Controversy aside, Reddit is now one of the most important tools for marketers and advertisers. We’re glad, relieved and a touch smug to say that our digital marketing team has been keeping an eye on the potential of using Reddit for marketing for a couple of years now, and we feel comfortably teed up ahead of what we’re pre-emptively coining ROC: Reddit-Optimised-Content.
So, if you’re a brand or marketer new to this – wondering how to use Reddit for marketing – there is a decidedly single-minded way in which you can start using Reddit to your advantage, today. Quite plainly, our initial advice is to get involved. Start commanding a space for your brand within its relevant subreddits. If you’re selling a product primarily composed of coconut oil, immerse yourself in subreddits to do with cooking, of course, but also vegetarian cooking, vegan cooking, Malaysian cooking, Thai cooking. Become as specific and as involved as possible, become the authority, but above all else, remain recognisably human.
But if you’re truly invested in putting Reddit to better use for your brand, you’ll need a fully fleshed out strategy and implementation from a Reddit affiliated digital marketing business such as ourselves.

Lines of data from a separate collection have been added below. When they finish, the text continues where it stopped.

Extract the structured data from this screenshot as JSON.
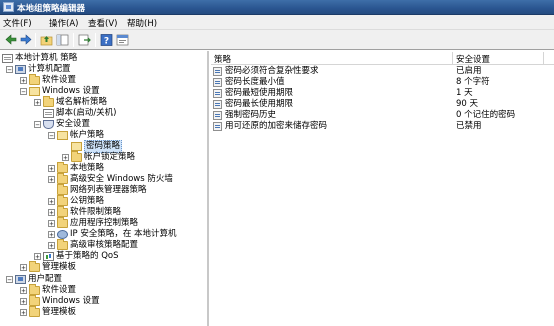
{
  "window": {
    "title": "本地组策略编辑器"
  },
  "menu": [
    {
      "label": "文件(F)"
    },
    {
      "label": "操作(A)"
    },
    {
      "label": "查看(V)"
    },
    {
      "label": "帮助(H)"
    }
  ],
  "toolbar": {
    "back_icon": "back-arrow-icon",
    "forward_icon": "forward-arrow-icon",
    "up_icon": "up-folder-icon",
    "show_hide_icon": "show-hide-tree-icon",
    "export_icon": "export-list-icon",
    "help_icon": "help-icon",
    "properties_icon": "properties-icon"
  },
  "tree": {
    "root": "本地计算机 策略",
    "items": [
      {
        "label": "计算机配置",
        "expander": "−",
        "icon": "computer"
      },
      {
        "label": "软件设置",
        "expander": "+",
        "icon": "folder"
      },
      {
        "label": "Windows 设置",
        "expander": "−",
        "icon": "folder-open"
      },
      {
        "label": "域名解析策略",
        "expander": "+",
        "icon": "folder"
      },
      {
        "label": "脚本(启动/关机)",
        "expander": "",
        "icon": "doc"
      },
      {
        "label": "安全设置",
        "expander": "−",
        "icon": "shield"
      },
      {
        "label": "帐户策略",
        "expander": "−",
        "icon": "folder-open"
      },
      {
        "label": "密码策略",
        "expander": "",
        "icon": "folder-open",
        "selected": true
      },
      {
        "label": "帐户锁定策略",
        "expander": "+",
        "icon": "folder"
      },
      {
        "label": "本地策略",
        "expander": "+",
        "icon": "folder"
      },
      {
        "label": "高级安全 Windows 防火墙",
        "expander": "+",
        "icon": "folder"
      },
      {
        "label": "网络列表管理器策略",
        "expander": "",
        "icon": "folder"
      },
      {
        "label": "公钥策略",
        "expander": "+",
        "icon": "folder"
      },
      {
        "label": "软件限制策略",
        "expander": "+",
        "icon": "folder"
      },
      {
        "label": "应用程序控制策略",
        "expander": "+",
        "icon": "folder"
      },
      {
        "label": "IP 安全策略，在 本地计算机",
        "expander": "+",
        "icon": "network"
      },
      {
        "label": "高级审核策略配置",
        "expander": "+",
        "icon": "folder"
      },
      {
        "label": "基于策略的 QoS",
        "expander": "+",
        "icon": "chart"
      },
      {
        "label": "管理模板",
        "expander": "+",
        "icon": "folder"
      },
      {
        "label": "用户配置",
        "expander": "−",
        "icon": "computer"
      },
      {
        "label": "软件设置",
        "expander": "+",
        "icon": "folder"
      },
      {
        "label": "Windows 设置",
        "expander": "+",
        "icon": "folder"
      },
      {
        "label": "管理模板",
        "expander": "+",
        "icon": "folder"
      }
    ]
  },
  "list": {
    "columns": [
      "策略",
      "安全设置"
    ],
    "rows": [
      {
        "policy": "密码必须符合复杂性要求",
        "setting": "已启用"
      },
      {
        "policy": "密码长度最小值",
        "setting": "8 个字符"
      },
      {
        "policy": "密码最短使用期限",
        "setting": "1 天"
      },
      {
        "policy": "密码最长使用期限",
        "setting": "90 天"
      },
      {
        "policy": "强制密码历史",
        "setting": "0 个记住的密码"
      },
      {
        "policy": "用可还原的加密来储存密码",
        "setting": "已禁用"
      }
    ]
  },
  "colors": {
    "titlebar": "#2a5590",
    "selection": "#cfe3f9"
  }
}
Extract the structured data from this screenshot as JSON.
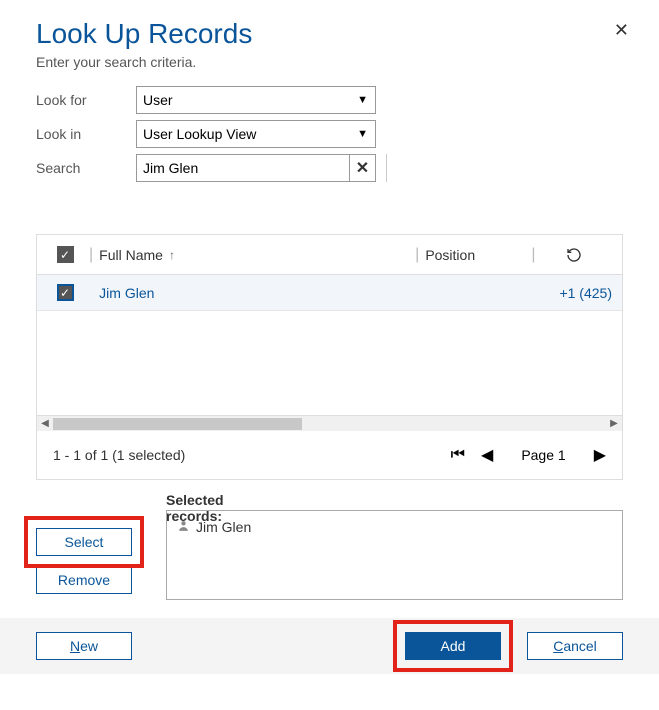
{
  "dialog": {
    "title": "Look Up Records",
    "subtitle": "Enter your search criteria."
  },
  "criteria": {
    "lookfor_label": "Look for",
    "lookfor_value": "User",
    "lookin_label": "Look in",
    "lookin_value": "User Lookup View",
    "search_label": "Search",
    "search_value": "Jim Glen"
  },
  "grid": {
    "columns": {
      "fullname": "Full Name",
      "position": "Position"
    },
    "rows": [
      {
        "name": "Jim Glen",
        "position": "",
        "phone": "+1 (425)"
      }
    ]
  },
  "pager": {
    "count_text": "1 - 1 of 1 (1 selected)",
    "page_text": "Page 1"
  },
  "selected": {
    "label": "Selected records:",
    "items": [
      {
        "name": "Jim Glen"
      }
    ]
  },
  "buttons": {
    "select": "Select",
    "remove": "Remove",
    "new": "New",
    "add": "Add",
    "cancel": "Cancel"
  }
}
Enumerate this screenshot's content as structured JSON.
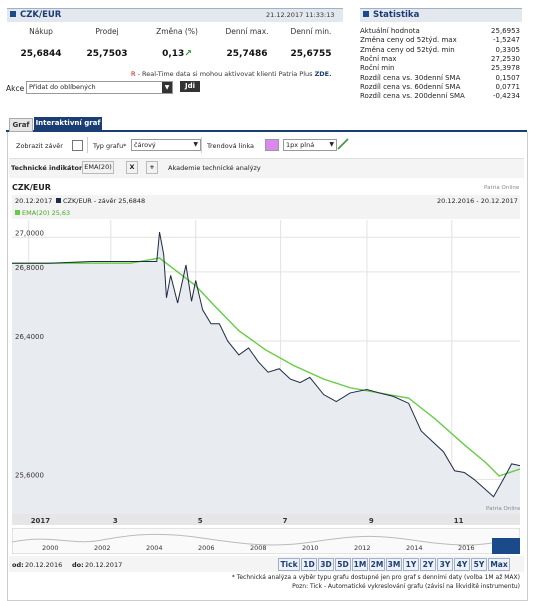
{
  "quote": {
    "title": "CZK/EUR",
    "datetime": "21.12.2017 11:33:13",
    "headers": [
      "Nákup",
      "Prodej",
      "Změna (%)",
      "Denní max.",
      "Denní min."
    ],
    "values": [
      "25,6844",
      "25,7503",
      "0,13",
      "25,7486",
      "25,6755"
    ],
    "change_arrow": "↗",
    "realtime_note_r": "R",
    "realtime_note": " - Real-Time data si mohou aktivovat klienti Patria Plus ",
    "realtime_link": "ZDE.",
    "akce_label": "Akce",
    "akce_value": "Přidat do oblíbených",
    "go_button": "Jdi"
  },
  "stats": {
    "title": "Statistika",
    "rows": [
      {
        "label": "Aktuální hodnota",
        "value": "25,6953"
      },
      {
        "label": "Změna ceny od 52týd. max",
        "value": "-1,5247"
      },
      {
        "label": "Změna ceny od 52týd. min",
        "value": "0,3305"
      },
      {
        "label": "Roční max",
        "value": "27,2530"
      },
      {
        "label": "Roční min",
        "value": "25,3978"
      },
      {
        "label": "Rozdíl cena vs. 30denní SMA",
        "value": "0,1507"
      },
      {
        "label": "Rozdíl cena vs. 60denní SMA",
        "value": "0,0771"
      },
      {
        "label": "Rozdíl cena vs. 200denní SMA",
        "value": "-0,4234"
      }
    ]
  },
  "tabs": [
    "Graf",
    "Interaktivní graf"
  ],
  "controls": {
    "show_close_label": "Zobrazit závěr",
    "chart_type_label": "Typ grafu*",
    "chart_type_value": "čárový",
    "trend_label": "Trendová linka",
    "trend_width_value": "1px plná",
    "tech_label": "Technické indikátory*:",
    "indicator": "EMA(20)",
    "remove": "X",
    "add": "+",
    "academy": "Akademie technické analýzy"
  },
  "colors": {
    "accent": "#1a3d74",
    "ema": "#66cc44",
    "price": "#1f2a44",
    "trend_swatch": "#dd88ee",
    "chart_bg": "#e8ebf0"
  },
  "chart_data": {
    "type": "line",
    "title": "CZK/EUR",
    "source": "Patria Online",
    "legend_date": "20.12.2017",
    "legend_series": "CZK/EUR - závěr 25,6848",
    "legend_ema": "EMA(20) 25,63",
    "range_label": "20.12.2016 - 20.12.2017",
    "xlim": [
      "2016-12-20",
      "2017-12-20"
    ],
    "ylim": [
      25.4,
      27.1
    ],
    "y_ticks": [
      "27,0000",
      "26,8000",
      "26,4000",
      "25,6000"
    ],
    "y_tick_values": [
      27.0,
      26.8,
      26.4,
      25.6
    ],
    "x_ticks": [
      "2017",
      "3",
      "5",
      "7",
      "9",
      "11"
    ],
    "x_tick_dates": [
      "2017-01-01",
      "2017-03-01",
      "2017-05-01",
      "2017-07-01",
      "2017-09-01",
      "2017-11-01"
    ],
    "grid": true,
    "series": [
      {
        "name": "CZK/EUR - závěr 25,6848",
        "x": [
          "2016-12-20",
          "2017-01-15",
          "2017-02-15",
          "2017-03-15",
          "2017-04-03",
          "2017-04-05",
          "2017-04-08",
          "2017-04-10",
          "2017-04-13",
          "2017-04-18",
          "2017-04-24",
          "2017-04-28",
          "2017-05-01",
          "2017-05-06",
          "2017-05-12",
          "2017-05-18",
          "2017-05-24",
          "2017-06-01",
          "2017-06-08",
          "2017-06-15",
          "2017-06-22",
          "2017-06-30",
          "2017-07-08",
          "2017-07-15",
          "2017-07-22",
          "2017-08-01",
          "2017-08-10",
          "2017-08-20",
          "2017-09-01",
          "2017-09-10",
          "2017-09-20",
          "2017-10-01",
          "2017-10-10",
          "2017-10-18",
          "2017-10-26",
          "2017-11-03",
          "2017-11-10",
          "2017-11-17",
          "2017-11-24",
          "2017-12-01",
          "2017-12-08",
          "2017-12-14",
          "2017-12-20"
        ],
        "values": [
          26.85,
          26.85,
          26.86,
          26.86,
          26.86,
          27.03,
          26.9,
          26.65,
          26.78,
          26.62,
          26.84,
          26.63,
          26.75,
          26.58,
          26.5,
          26.5,
          26.4,
          26.32,
          26.36,
          26.28,
          26.22,
          26.24,
          26.18,
          26.16,
          26.19,
          26.09,
          26.05,
          26.1,
          26.12,
          26.1,
          26.08,
          26.04,
          25.88,
          25.82,
          25.76,
          25.65,
          25.64,
          25.6,
          25.55,
          25.5,
          25.6,
          25.69,
          25.68
        ]
      },
      {
        "name": "EMA(20) 25,63",
        "x": [
          "2016-12-20",
          "2017-03-15",
          "2017-04-05",
          "2017-04-18",
          "2017-05-01",
          "2017-05-15",
          "2017-06-01",
          "2017-06-20",
          "2017-07-10",
          "2017-08-01",
          "2017-08-20",
          "2017-09-10",
          "2017-10-01",
          "2017-10-20",
          "2017-11-10",
          "2017-11-25",
          "2017-12-05",
          "2017-12-20"
        ],
        "values": [
          26.85,
          26.85,
          26.88,
          26.8,
          26.72,
          26.6,
          26.46,
          26.35,
          26.26,
          26.18,
          26.13,
          26.1,
          26.07,
          25.95,
          25.8,
          25.7,
          25.62,
          25.66
        ]
      }
    ]
  },
  "navigator": {
    "years": [
      "2000",
      "2002",
      "2004",
      "2006",
      "2008",
      "2010",
      "2012",
      "2014",
      "2016"
    ]
  },
  "bottom": {
    "from_label": "od:",
    "from_value": "20.12.2016",
    "to_label": "do:",
    "to_value": "20.12.2017",
    "ranges": [
      "Tick",
      "1D",
      "3D",
      "5D",
      "1M",
      "2M",
      "3M",
      "1Y",
      "2Y",
      "3Y",
      "4Y",
      "5Y",
      "Max"
    ],
    "note1": "* Technická analýza a výběr typu grafu dostupné jen pro graf s denními daty (volba 1M až MAX)",
    "note2": "Pozn: Tick - Automatické vykreslování grafu (závisí na likviditě instrumentu)"
  }
}
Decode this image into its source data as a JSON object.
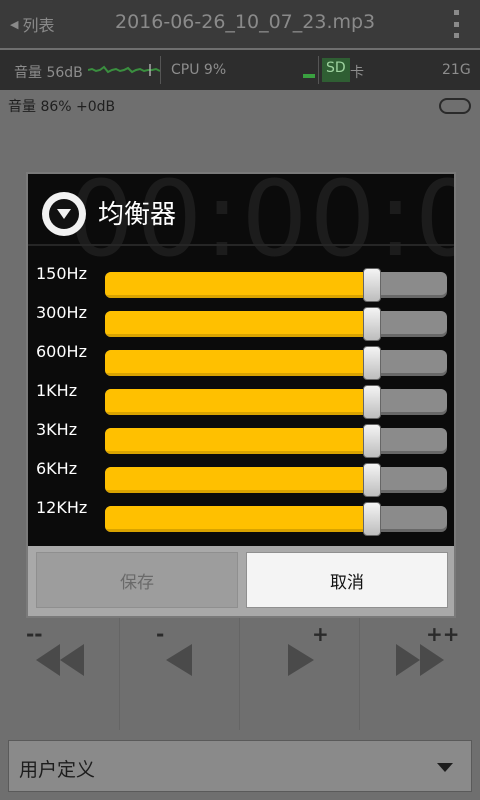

Because if there’s anything to take away from this article, it’s that the true significance of Reddit – its new relevance as a social media platform which can be actively participated in, that ranks higher in search than any other, that can alter Google’s own AI model to indirectly promote a brand – isn’t something marketers can necessarily afford to let pass by.
And if you’re still asking the question: ‘is Reddit a good place to advertise?’ You can stop reading this article, right now, and simply type your question into Google instead – just make sure you take notice of where it finds its answer.